(June 28, 2016)
This is the story of a failed economic development project. The names and locations have been changed to protect the guilty. It is a lesson for economic developers and community leaders seeking to recruit large projects to their areas.
A large retailer operating in a dozen states in the southeastern part of the United States was seeking to expand. Headquartered in a major metropolitan area, its sales were increasing and its market area was growing. Its analysts recommended opening a new distribution center to improved logistics and increase sales even more. They hired a site selector who recommended two sites in a certain area.
The company was family-owned, having been founded 30 years ago by a man and wife who began their business with a dress shop managed by her and a men’s clothing store managed by him. Their joint business expanded to household items and more. Their sons took over day-to-day management of the business with the goal of doubling in size in 10 years.
The area under consideration was located at the intersection of two large U.S. highways. It had a steady increase in population, and was projected to grow at even faster rate in the coming decade. Growth was occurring at a faster rate in the suburban area, which is located outside the city limits of the central city. Average income was higher than the state average and the unemployment rate was lower than the national average.
The central city had a well-established industrial park. There was only one vacant building, which was formerly used by a trucking company that went out of business. It met the needs of the company, with only slight modifications and could be ready in less than 90 days. A second option for the expanding company was to construct a new facility in the county. Although it would be slightly more efficient it would mean a construction period of at least nine months. The company decided that both options were equal. It sent its in-house real estate vice president to meet with local officials in the city and the county.
Recently, there had been increasing animosity between the chambers of commerce in the suburban areas and the one in the central city. A year ago, county leaders formed an economic development organization and hired its first economic developer, a 31-year-old male with previous experience as the assistant economic developer in a suburban county in the Atlanta area. His hiring was somewhat contentious from the beginning. A search committee put forth two candidates, one from the local area who was well-known and respected and one from outside the area. One faction of county leaders felt that a certain local candidate would be the best choice because the position required someone who knew the local “lay of the land.” Another group felt that the best choice would be someone from a growing suburban county from another state. Eventually, the board chose the economic developer from the other state.

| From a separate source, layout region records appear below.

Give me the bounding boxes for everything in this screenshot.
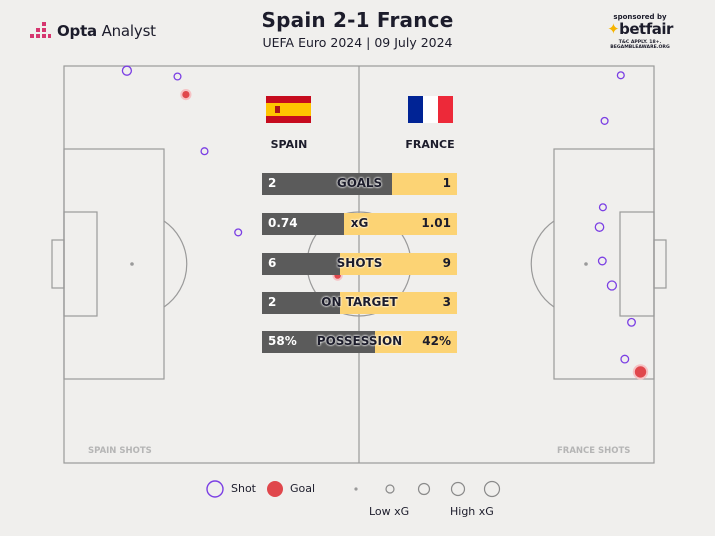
- france-shot-marker-3: [594, 222, 605, 232]
- legend-high-xg-label: High xG: [450, 505, 494, 518]
- away-shots-label: FRANCE SHOTS: [557, 446, 631, 456]
- sponsor-label: sponsored by: [613, 13, 667, 21]
- france-shot-marker-2: [598, 203, 607, 212]
- stat-label: GOALS: [336, 176, 383, 190]
- betfair-logo: ✦betfair: [607, 20, 673, 38]
- stat-away-value: 3: [442, 295, 451, 309]
- sponsor-terms: T&C APPLY. 18+. BEGAMBLEAWARE.ORG: [610, 40, 670, 50]
- stat-home-bar: [262, 292, 340, 314]
- stat-home-value: 2: [268, 295, 277, 309]
- left-six-yard-box: [63, 211, 98, 317]
- right-penalty-spot: [584, 262, 588, 266]
- sponsor-block: sponsored by ✦betfair T&C APPLY. 18+. BE…: [590, 13, 690, 50]
- stat-away-bar: [340, 253, 457, 275]
- left-penalty-area: [63, 148, 165, 380]
- match-title: Spain 2-1 France: [261, 8, 454, 32]
- spain-shot-marker-3: [200, 147, 209, 156]
- right-goal: [653, 239, 667, 289]
- france-shot-marker-0: [616, 71, 625, 80]
- legend-xg-size-5: [483, 480, 501, 498]
- stat-home-value: 0.74: [268, 216, 298, 230]
- stat-away-bar: [344, 213, 457, 235]
- france-shot-marker-5: [606, 280, 618, 291]
- france-shot-marker-1: [600, 116, 609, 125]
- betfair-star-icon: ✦: [607, 20, 620, 38]
- legend-shot-icon: [206, 480, 224, 498]
- stat-away-value: 1.01: [421, 216, 451, 230]
- stat-home-bar: [262, 213, 344, 235]
- stat-away-bar: [340, 292, 457, 314]
- team-name-home: SPAIN: [270, 138, 308, 151]
- left-penalty-arc: [163, 220, 188, 308]
- stat-label: SHOTS: [336, 256, 383, 270]
- legend-xg-size-1: [354, 487, 358, 491]
- opta-analyst-logo: Opta Analyst: [28, 20, 156, 42]
- team-name-away: FRANCE: [405, 138, 455, 151]
- france-goal-marker-8: [632, 364, 649, 380]
- stat-row: 0.74 xG 1.01: [262, 213, 457, 235]
- spain-goal-marker-2: [180, 89, 192, 101]
- france-shot-marker-6: [627, 317, 636, 327]
- logo-prefix: Opta: [57, 22, 97, 40]
- stat-away-value: 42%: [422, 334, 451, 348]
- legend-xg-size-2: [385, 484, 395, 494]
- stat-home-bar: [262, 331, 375, 353]
- match-subtitle: UEFA Euro 2024 | 09 July 2024: [262, 35, 453, 50]
- legend-xg-size-4: [450, 481, 466, 497]
- stat-row: 2 ON TARGET 3: [262, 292, 457, 314]
- stat-away-bar: [375, 331, 457, 353]
- stat-label: POSSESSION: [316, 334, 403, 348]
- france-flag-icon: [408, 96, 453, 123]
- stat-home-bar: [262, 253, 340, 275]
- legend-low-xg-label: Low xG: [369, 505, 410, 518]
- stat-label: xG: [350, 216, 369, 230]
- stat-label: ON TARGET: [321, 295, 398, 309]
- stat-row: 6 SHOTS 9: [262, 253, 457, 275]
- legend-goal-icon: [267, 481, 283, 497]
- left-goal: [51, 239, 65, 289]
- left-penalty-spot: [130, 262, 134, 266]
- spain-shot-marker-4: [234, 228, 243, 237]
- spain-shot-marker-1: [173, 72, 182, 81]
- stat-home-value: 58%: [268, 334, 297, 348]
- stat-row: 58% POSSESSION 42%: [262, 331, 457, 353]
- right-penalty-arc: [530, 220, 555, 308]
- legend-shot-label: Shot: [231, 482, 256, 495]
- legend-xg-size-3: [417, 482, 431, 496]
- stat-away-value: 1: [442, 176, 451, 190]
- france-shot-marker-4: [597, 256, 607, 266]
- home-shots-label: SPAIN SHOTS: [88, 446, 152, 456]
- header: Spain 2-1 France UEFA Euro 2024 | 09 Jul…: [0, 8, 715, 50]
- stat-home-value: 6: [268, 256, 277, 270]
- stat-home-value: 2: [268, 176, 277, 190]
- stat-away-bar: [392, 173, 457, 195]
- france-shot-marker-7: [620, 354, 630, 364]
- stat-row: 2 GOALS 1: [262, 173, 457, 195]
- opta-logo-icon: [30, 22, 51, 38]
- right-six-yard-box: [619, 211, 655, 317]
- stat-home-bar: [262, 173, 392, 195]
- legend-goal-label: Goal: [290, 482, 316, 495]
- spain-flag-icon: [266, 96, 311, 123]
- spain-shot-marker-0: [121, 65, 133, 76]
- stat-away-value: 9: [442, 256, 451, 270]
- legend: [206, 480, 501, 498]
- logo-suffix: Analyst: [101, 22, 157, 40]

On the appointed day, the real estate vice president met with the city economic developer in the morning and the county economic developer in the afternoon. As is now customary in the economic development world, there were discussions of incentives that would be offered to the company. Each economic development official was informed that two sites were under consideration and were asked why the company should choose their respective site. The central city economic developer pointed out the reasons that the city site met the needs of the company. The county economic developer did the same, but then chose to talk about the reasons that the city site was a bad choice. He pointed out that suburbia was where distribution companies were locating. He then handed the prospect a sheet that compared the city and county. The facts presented were about crime, schools, infrastructure, government officials and future growth. The county economic developer concluded his presentation by saying, in effect, “… choose that other site and it will get burglarized, your drivers will get mugged and it will be difficult to recruit employees who have children in school.”
The real estate vice president went back to headquarters and reported the details of his visit. It did not take long for the company management to choose the city site. The CEO of the company remarked if the county economic developer talked that way about his competition then he probably talks that way about other things. Today, the company is still in its distribution center in the city and the county economic developer was fired a long time ago.
The primary lesson in this story is that one should not disparage their competition, but should instead sell the benefits of their own assets. As this writer’s grandfather was fond of saying, “Never talk bad about someone else because when you do you’re really taking bad about yourself.”
A secondary lesson in this story is that sooner or later the city and county will be marketing itself as a region. Talking negatively about a neighbor will not be tolerated. When prospective clients see a divided region it raises the proverbial red flag. All one has to do is look at the most successful economic development projects in Mississippi to conclude that regions that work together get the best projects.
Friendly competition and pride in one’s community is a healthy thing. Attempting to sell a community by telling why a prospect should not move to a neighboring community is a disease that needs treatment.